North Star Resource Group does their recruiting a little differently.  They interviewed 1,000 candidates, hired 49, put them through a four month training camp where only 23 graduated and then over the next three to four years expects to keep only at most 9 individuals from the original group. While this may seem harsh as we mentioned above the North Star Resource Group consistently gets great performers.

One implication for us as hiring managers is that perhaps the standards for hiring shouldn’t be raised but rather lowered.  Learning from both the NFL and teachers, perhaps we should lower our “offer” standards and evaluate more people on the job with the foreknowledge that we will cut them quickly.  We are clearly unable to predict future success based on past performance in a different environment (different employer, different culture, etc) and academic prowess alone isn’t likely to be a good indicator of job performance.  Clearly a couple hour interview will not net a better result.  Perhaps we should approach hiring, especially in “right to work environments” such as we have in the US more akin to the way we purchase cars:  take the employee for a test drive.

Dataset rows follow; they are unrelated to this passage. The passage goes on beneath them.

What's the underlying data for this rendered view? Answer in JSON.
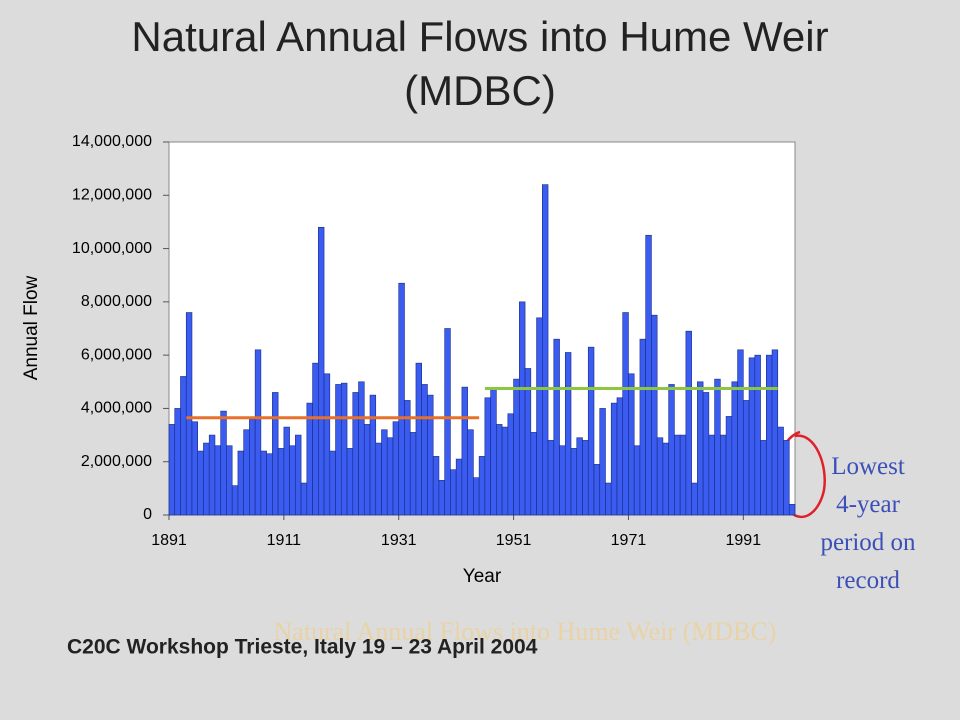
{
  "chart_data": {
    "type": "bar",
    "title": "Natural Annual Flows into Hume Weir (MDBC)",
    "y_label": "Annual Flow",
    "x_label": "Year",
    "footer": "C20C Workshop Trieste, Italy 19 – 23 April 2004",
    "watermark": "Natural Annual Flows into Hume Weir (MDBC)",
    "annotation": "Lowest 4-year period on record",
    "color": "#3a5cf0",
    "x": [
      1891,
      1892,
      1893,
      1894,
      1895,
      1896,
      1897,
      1898,
      1899,
      1900,
      1901,
      1902,
      1903,
      1904,
      1905,
      1906,
      1907,
      1908,
      1909,
      1910,
      1911,
      1912,
      1913,
      1914,
      1915,
      1916,
      1917,
      1918,
      1919,
      1920,
      1921,
      1922,
      1923,
      1924,
      1925,
      1926,
      1927,
      1928,
      1929,
      1930,
      1931,
      1932,
      1933,
      1934,
      1935,
      1936,
      1937,
      1938,
      1939,
      1940,
      1941,
      1942,
      1943,
      1944,
      1945,
      1946,
      1947,
      1948,
      1949,
      1950,
      1951,
      1952,
      1953,
      1954,
      1955,
      1956,
      1957,
      1958,
      1959,
      1960,
      1961,
      1962,
      1963,
      1964,
      1965,
      1966,
      1967,
      1968,
      1969,
      1970,
      1971,
      1972,
      1973,
      1974,
      1975,
      1976,
      1977,
      1978,
      1979,
      1980,
      1981,
      1982,
      1983,
      1984,
      1985,
      1986,
      1987,
      1988,
      1989,
      1990,
      1991,
      1992,
      1993,
      1994,
      1995,
      1996,
      1997,
      1998,
      1999
    ],
    "values": [
      3400000,
      4000000,
      5200000,
      7600000,
      3500000,
      2400000,
      2700000,
      3000000,
      2600000,
      3900000,
      2600000,
      1100000,
      2400000,
      3200000,
      3600000,
      6200000,
      2400000,
      2300000,
      4600000,
      2500000,
      3300000,
      2600000,
      3000000,
      1200000,
      4200000,
      5700000,
      10800000,
      5300000,
      2400000,
      4900000,
      4950000,
      2500000,
      4600000,
      5000000,
      3400000,
      4500000,
      2700000,
      3200000,
      2900000,
      3500000,
      8700000,
      4300000,
      3100000,
      5700000,
      4900000,
      4500000,
      2200000,
      1300000,
      7000000,
      1700000,
      2100000,
      4800000,
      3200000,
      1400000,
      2200000,
      4400000,
      4700000,
      3400000,
      3300000,
      3800000,
      5100000,
      8000000,
      5500000,
      3100000,
      7400000,
      12400000,
      2800000,
      6600000,
      2600000,
      6100000,
      2500000,
      2900000,
      2800000,
      6300000,
      1900000,
      4000000,
      1200000,
      4200000,
      4400000,
      7600000,
      5300000,
      2600000,
      6600000,
      10500000,
      7500000,
      2900000,
      2700000,
      4900000,
      3000000,
      3000000,
      6900000,
      1200000,
      5000000,
      4600000,
      3000000,
      5100000,
      3000000,
      3700000,
      5000000,
      6200000,
      4300000,
      5900000,
      6000000,
      2800000,
      6000000,
      6200000,
      3300000,
      2800000,
      400000
    ],
    "reference_lines": [
      {
        "start": 1894,
        "end": 1945,
        "value": 3650000,
        "color": "#e8702a"
      },
      {
        "start": 1946,
        "end": 1997,
        "value": 4750000,
        "color": "#8dc63f"
      }
    ],
    "xlim": [
      1891,
      2000
    ],
    "xticks": [
      1891,
      1911,
      1931,
      1951,
      1971,
      1991
    ],
    "ylim": [
      0,
      14000000
    ],
    "yticks": [
      0,
      {
        "value": 2000000,
        "label": "2,000,000"
      },
      {
        "value": 4000000,
        "label": "4,000,000"
      },
      {
        "value": 6000000,
        "label": "6,000,000"
      },
      {
        "value": 8000000,
        "label": "8,000,000"
      },
      {
        "value": 10000000,
        "label": "10,000,000"
      },
      {
        "value": 12000000,
        "label": "12,000,000"
      },
      {
        "value": 14000000,
        "label": "14,000,000"
      }
    ]
  }
}
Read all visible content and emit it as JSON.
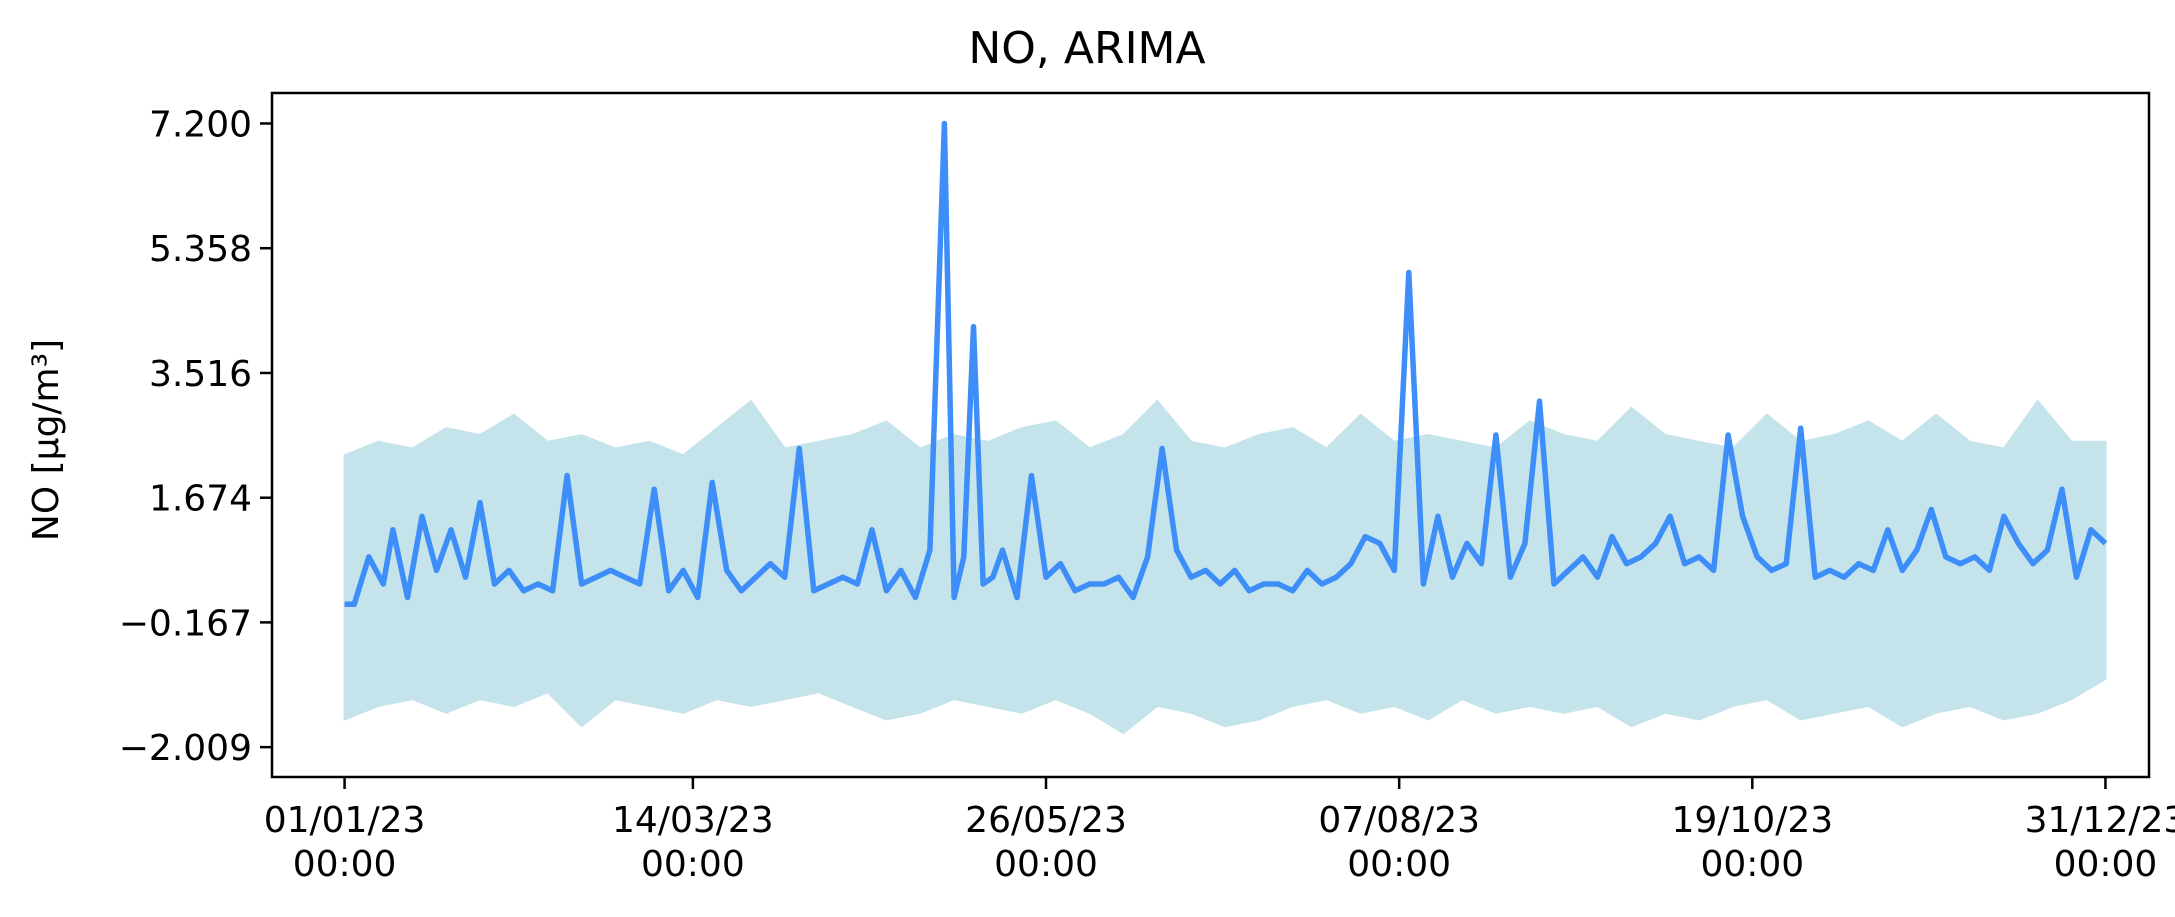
{
  "chart_data": {
    "type": "line",
    "title": "NO, ARIMA",
    "xlabel": "",
    "ylabel": "NO [µg/m³]",
    "ylim": [
      -2.45,
      7.65
    ],
    "xlim": [
      "2022-12-17",
      "2024-01-09"
    ],
    "grid": false,
    "legend": "none",
    "y_ticks": [
      "7.200",
      "5.358",
      "3.516",
      "1.674",
      "−0.167",
      "−2.009"
    ],
    "y_tick_values": [
      7.2,
      5.358,
      3.516,
      1.674,
      -0.167,
      -2.009
    ],
    "x_ticks": [
      {
        "date": "2023-01-01",
        "label": [
          "01/01/23",
          "00:00"
        ]
      },
      {
        "date": "2023-03-14",
        "label": [
          "14/03/23",
          "00:00"
        ]
      },
      {
        "date": "2023-05-26",
        "label": [
          "26/05/23",
          "00:00"
        ]
      },
      {
        "date": "2023-08-07",
        "label": [
          "07/08/23",
          "00:00"
        ]
      },
      {
        "date": "2023-10-19",
        "label": [
          "19/10/23",
          "00:00"
        ]
      },
      {
        "date": "2023-12-31",
        "label": [
          "31/12/23",
          "00:00"
        ]
      }
    ],
    "series": [
      {
        "color": "#c5e3ea",
        "kind": "band",
        "x": [
          "2023-01-01",
          "2023-01-08",
          "2023-01-15",
          "2023-01-22",
          "2023-01-29",
          "2023-02-05",
          "2023-02-12",
          "2023-02-19",
          "2023-02-26",
          "2023-03-05",
          "2023-03-12",
          "2023-03-19",
          "2023-03-26",
          "2023-04-02",
          "2023-04-09",
          "2023-04-16",
          "2023-04-23",
          "2023-04-30",
          "2023-05-07",
          "2023-05-14",
          "2023-05-21",
          "2023-05-28",
          "2023-06-04",
          "2023-06-11",
          "2023-06-18",
          "2023-06-25",
          "2023-07-02",
          "2023-07-09",
          "2023-07-16",
          "2023-07-23",
          "2023-07-30",
          "2023-08-06",
          "2023-08-13",
          "2023-08-20",
          "2023-08-27",
          "2023-09-03",
          "2023-09-10",
          "2023-09-17",
          "2023-09-24",
          "2023-10-01",
          "2023-10-08",
          "2023-10-15",
          "2023-10-22",
          "2023-10-29",
          "2023-11-05",
          "2023-11-12",
          "2023-11-19",
          "2023-11-26",
          "2023-12-03",
          "2023-12-10",
          "2023-12-17",
          "2023-12-24",
          "2023-12-31"
        ],
        "upper": [
          2.3,
          2.5,
          2.4,
          2.7,
          2.6,
          2.9,
          2.5,
          2.6,
          2.4,
          2.5,
          2.3,
          2.7,
          3.1,
          2.4,
          2.5,
          2.6,
          2.8,
          2.4,
          2.6,
          2.5,
          2.7,
          2.8,
          2.4,
          2.6,
          3.1,
          2.5,
          2.4,
          2.6,
          2.7,
          2.4,
          2.9,
          2.5,
          2.6,
          2.5,
          2.4,
          2.8,
          2.6,
          2.5,
          3.0,
          2.6,
          2.5,
          2.4,
          2.9,
          2.5,
          2.6,
          2.8,
          2.5,
          2.9,
          2.5,
          2.4,
          3.1,
          2.5,
          2.5
        ],
        "lower": [
          -1.6,
          -1.4,
          -1.3,
          -1.5,
          -1.3,
          -1.4,
          -1.2,
          -1.7,
          -1.3,
          -1.4,
          -1.5,
          -1.3,
          -1.4,
          -1.3,
          -1.2,
          -1.4,
          -1.6,
          -1.5,
          -1.3,
          -1.4,
          -1.5,
          -1.3,
          -1.5,
          -1.8,
          -1.4,
          -1.5,
          -1.7,
          -1.6,
          -1.4,
          -1.3,
          -1.5,
          -1.4,
          -1.6,
          -1.3,
          -1.5,
          -1.4,
          -1.5,
          -1.4,
          -1.7,
          -1.5,
          -1.6,
          -1.4,
          -1.3,
          -1.6,
          -1.5,
          -1.4,
          -1.7,
          -1.5,
          -1.4,
          -1.6,
          -1.5,
          -1.3,
          -1.0
        ]
      },
      {
        "color": "#3d8ef8",
        "kind": "line",
        "x": [
          "2023-01-01",
          "2023-01-03",
          "2023-01-06",
          "2023-01-09",
          "2023-01-11",
          "2023-01-14",
          "2023-01-17",
          "2023-01-20",
          "2023-01-23",
          "2023-01-26",
          "2023-01-29",
          "2023-02-01",
          "2023-02-04",
          "2023-02-07",
          "2023-02-10",
          "2023-02-13",
          "2023-02-16",
          "2023-02-19",
          "2023-02-22",
          "2023-02-25",
          "2023-02-28",
          "2023-03-03",
          "2023-03-06",
          "2023-03-09",
          "2023-03-12",
          "2023-03-15",
          "2023-03-18",
          "2023-03-21",
          "2023-03-24",
          "2023-03-27",
          "2023-03-30",
          "2023-04-02",
          "2023-04-05",
          "2023-04-08",
          "2023-04-11",
          "2023-04-14",
          "2023-04-17",
          "2023-04-20",
          "2023-04-23",
          "2023-04-26",
          "2023-04-29",
          "2023-05-02",
          "2023-05-05",
          "2023-05-07",
          "2023-05-09",
          "2023-05-11",
          "2023-05-13",
          "2023-05-15",
          "2023-05-17",
          "2023-05-20",
          "2023-05-23",
          "2023-05-26",
          "2023-05-29",
          "2023-06-01",
          "2023-06-04",
          "2023-06-07",
          "2023-06-10",
          "2023-06-13",
          "2023-06-16",
          "2023-06-19",
          "2023-06-22",
          "2023-06-25",
          "2023-06-28",
          "2023-07-01",
          "2023-07-04",
          "2023-07-07",
          "2023-07-10",
          "2023-07-13",
          "2023-07-16",
          "2023-07-19",
          "2023-07-22",
          "2023-07-25",
          "2023-07-28",
          "2023-07-31",
          "2023-08-03",
          "2023-08-06",
          "2023-08-09",
          "2023-08-12",
          "2023-08-15",
          "2023-08-18",
          "2023-08-21",
          "2023-08-24",
          "2023-08-27",
          "2023-08-30",
          "2023-09-02",
          "2023-09-05",
          "2023-09-08",
          "2023-09-11",
          "2023-09-14",
          "2023-09-17",
          "2023-09-20",
          "2023-09-23",
          "2023-09-26",
          "2023-09-29",
          "2023-10-02",
          "2023-10-05",
          "2023-10-08",
          "2023-10-11",
          "2023-10-14",
          "2023-10-17",
          "2023-10-20",
          "2023-10-23",
          "2023-10-26",
          "2023-10-29",
          "2023-11-01",
          "2023-11-04",
          "2023-11-07",
          "2023-11-10",
          "2023-11-13",
          "2023-11-16",
          "2023-11-19",
          "2023-11-22",
          "2023-11-25",
          "2023-11-28",
          "2023-12-01",
          "2023-12-04",
          "2023-12-07",
          "2023-12-10",
          "2023-12-13",
          "2023-12-16",
          "2023-12-19",
          "2023-12-22",
          "2023-12-25",
          "2023-12-28",
          "2023-12-31"
        ],
        "values": [
          0.1,
          0.1,
          0.8,
          0.4,
          1.2,
          0.2,
          1.4,
          0.6,
          1.2,
          0.5,
          1.6,
          0.4,
          0.6,
          0.3,
          0.4,
          0.3,
          2.0,
          0.4,
          0.5,
          0.6,
          0.5,
          0.4,
          1.8,
          0.3,
          0.6,
          0.2,
          1.9,
          0.6,
          0.3,
          0.5,
          0.7,
          0.5,
          2.4,
          0.3,
          0.4,
          0.5,
          0.4,
          1.2,
          0.3,
          0.6,
          0.2,
          0.9,
          7.2,
          0.2,
          0.8,
          4.2,
          0.4,
          0.5,
          0.9,
          0.2,
          2.0,
          0.5,
          0.7,
          0.3,
          0.4,
          0.4,
          0.5,
          0.2,
          0.8,
          2.4,
          0.9,
          0.5,
          0.6,
          0.4,
          0.6,
          0.3,
          0.4,
          0.4,
          0.3,
          0.6,
          0.4,
          0.5,
          0.7,
          1.1,
          1.0,
          0.6,
          5.0,
          0.4,
          1.4,
          0.5,
          1.0,
          0.7,
          2.6,
          0.5,
          1.0,
          3.1,
          0.4,
          0.6,
          0.8,
          0.5,
          1.1,
          0.7,
          0.8,
          1.0,
          1.4,
          0.7,
          0.8,
          0.6,
          2.6,
          1.4,
          0.8,
          0.6,
          0.7,
          2.7,
          0.5,
          0.6,
          0.5,
          0.7,
          0.6,
          1.2,
          0.6,
          0.9,
          1.5,
          0.8,
          0.7,
          0.8,
          0.6,
          1.4,
          1.0,
          0.7,
          0.9,
          1.8,
          0.5,
          1.2,
          1.0
        ]
      }
    ]
  }
}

Said more simply, we should hire more people but make the cuts way faster. If you have read and implemented our model of seed, feed, and weed then you’re actually on the right track.  If you’ve allocated 33% to each phase, Gladwell’s hypothesis is that you might get better results with a ratio more like 10% seed, 45% feed, 45% weed. Continuing with the gardening analogy it would be like spreading a wildflower mixture of seeds, providing them with plenty of fertilizer and water, and removing the ones that don’t thrive in your garden.